Les vacances parisiennes, scolaires et donc par là-même désormais inévitablement médiatiques, atteignant leur terme, on va se remettre au boulot dans les rédactions et les médias ; le blogueur de base va donc enfin pouvoir se mettre sous la dent quelques matières quotidiennes, ; ce n’est pourtant pas terrible, en ce premier jour de mars qui, contrairement à ce que disait cette buse de Charles d'Orléans, ne rit pas du tout « parmi les averses » et prépare bien secrètement, et sous la flotte, le printemps !
Certes la traversée du désert des internautes s'achève mais le blogueur n'a pas grand-chose à se mettre sous la dent en ce sinistre dimanche. On ne va quand même pas s'attarder sur la fausse mort de Martin Bouygues (il y a plus d'un âne à la foire qui s'appelle Bouygues !) ou sur l'impuissance de Marion Cotillard à convaincre le monde de venir à Paris soutenir l'écologie hollandaise. Elle avait pourtant pris soin de revêtir la marinière bretonne de Montebourg, hospitalisé à New York pour avoir reçu un miroir sur la tête (sans doute un coup tordu des frondeurs antillais manipulés par A. Pulvar, car ce bris lui vaudra sept ans de malheurs selon le tarif habituel). François et Marion devraient savoir pourtant qu’on ne peut
être en même temps au four parisien des Césars et au moulin à eau des Philippines !

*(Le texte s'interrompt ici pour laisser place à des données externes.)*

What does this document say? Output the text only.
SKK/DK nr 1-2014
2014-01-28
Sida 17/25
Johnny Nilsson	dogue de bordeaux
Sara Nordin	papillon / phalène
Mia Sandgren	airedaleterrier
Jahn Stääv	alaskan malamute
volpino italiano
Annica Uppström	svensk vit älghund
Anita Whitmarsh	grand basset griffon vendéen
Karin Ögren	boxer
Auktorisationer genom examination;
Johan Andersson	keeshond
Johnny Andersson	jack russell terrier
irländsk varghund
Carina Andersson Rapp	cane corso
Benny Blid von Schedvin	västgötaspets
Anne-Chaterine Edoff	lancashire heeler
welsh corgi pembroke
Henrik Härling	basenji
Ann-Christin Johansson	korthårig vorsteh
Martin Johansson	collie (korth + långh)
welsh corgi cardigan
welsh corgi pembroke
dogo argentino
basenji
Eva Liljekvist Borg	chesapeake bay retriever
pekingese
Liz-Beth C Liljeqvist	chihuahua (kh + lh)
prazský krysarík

Fort heureusement, ce matin, la rencontre inattendue et les jeux complices de l’espiègle Brindille (la petit chienne du troisième) et d’Ulysse (mon caniche centenaire bâtard de la SPA) ont soudain fait éclater la vérité à mes yeux, incertains encore dans le choix de mon sujet du jour. À les voir, j'ai soudain compris la relation pourtant évidente entre la Russie de Poutine et Mac Donald. Cette relation devient en effet aveuglante et incontournable si l’on connaît l’existence et la nature de la « Triade Macdonald » » (ou « Triade de sociopathie ») Cette « triade » a été pour la première fois mise en évidence et décrite par J.M. Macdonald dans « The Threat to Kill » (publié en 1963 dans American Journal of Psychiatry). Cette pathologie, qui se retrouve chez nombre de tueurs, est sans doute en cause ici comme on va le voir !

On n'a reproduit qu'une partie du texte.